We must be related. My mother sometimes made vague references to not knowing what her real maiden name was. I know from inference that her mother died when she was young, but I have no idea what the situation with her father was. When she died we were going through her documents, and there were conflicting birth documents in the briefcase. They looked almost like the prints you would get from microfiche. I don't know if they were original or somehow obtained from the post-WWII chaos that was London. My father's lineage was no more stable than that, either. I've never met any grandparent. This is why it fascinates me to be at Homecoming for a church that was founded in the 1700s (Patrick Henry signed the founder's license to perform marriage ceremonies) and to meet people who directly trace their roots back to that man and even earlier. I cannot imagine.
Apologies to you Hal and have prayed that you find peace throughout the whole very sad transition. That said, the way you worded your preference indicated to me that you were writing about yourself and the OP asks what your preferences are for yourself.
Cremation. I don't want my bones exhumed someday and also the idea of having my blood drained and filling me with formaldehyde is just too barbaric and macabre.
There's a lot of things in life that having choices has added stress to, versus just accepting "what is" as everyone around us has done/is doing. The topic of funerals and all that surrounds them is one of them.

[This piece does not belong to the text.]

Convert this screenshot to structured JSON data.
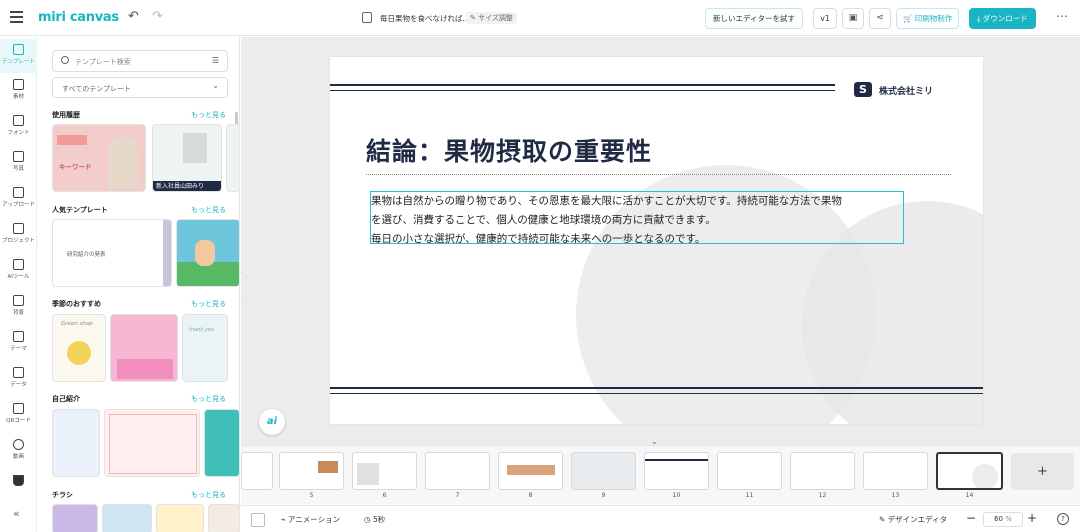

I mentioned in another thread that my ex-husband passed away early in July, and Robin took me out for the memorial services. We went to Seattle , and had a memorial there with his whole family, most of whom live in Western Washington, and it was a happy/sad time together. We all took turns telling stories and things we remembered over the years. Then, we went back to Idaho, where my son lives, and picked out a beautiful spot on the property beneath the pine trees, and that is where we buried his ashes. Altogether, it was a very meaningful time for the whole family. The morning after Robin and I got back home, my friend, Joy, (who is like a sister to me) called and said that her husband had passed away suddenly that morning. She went through all of the traditional funeral customs, open casket viewing, church service, and graveyard service at burial. She sent me pictures of everything. It really upset me, and I realized that I simply do not want to see anymore dead people, and this is definitely NOT how I want my family to have their last memories of me when I die. So, definitely, for my part, I prefer the way of having cremation and a memorial service instead of a funeral and burial.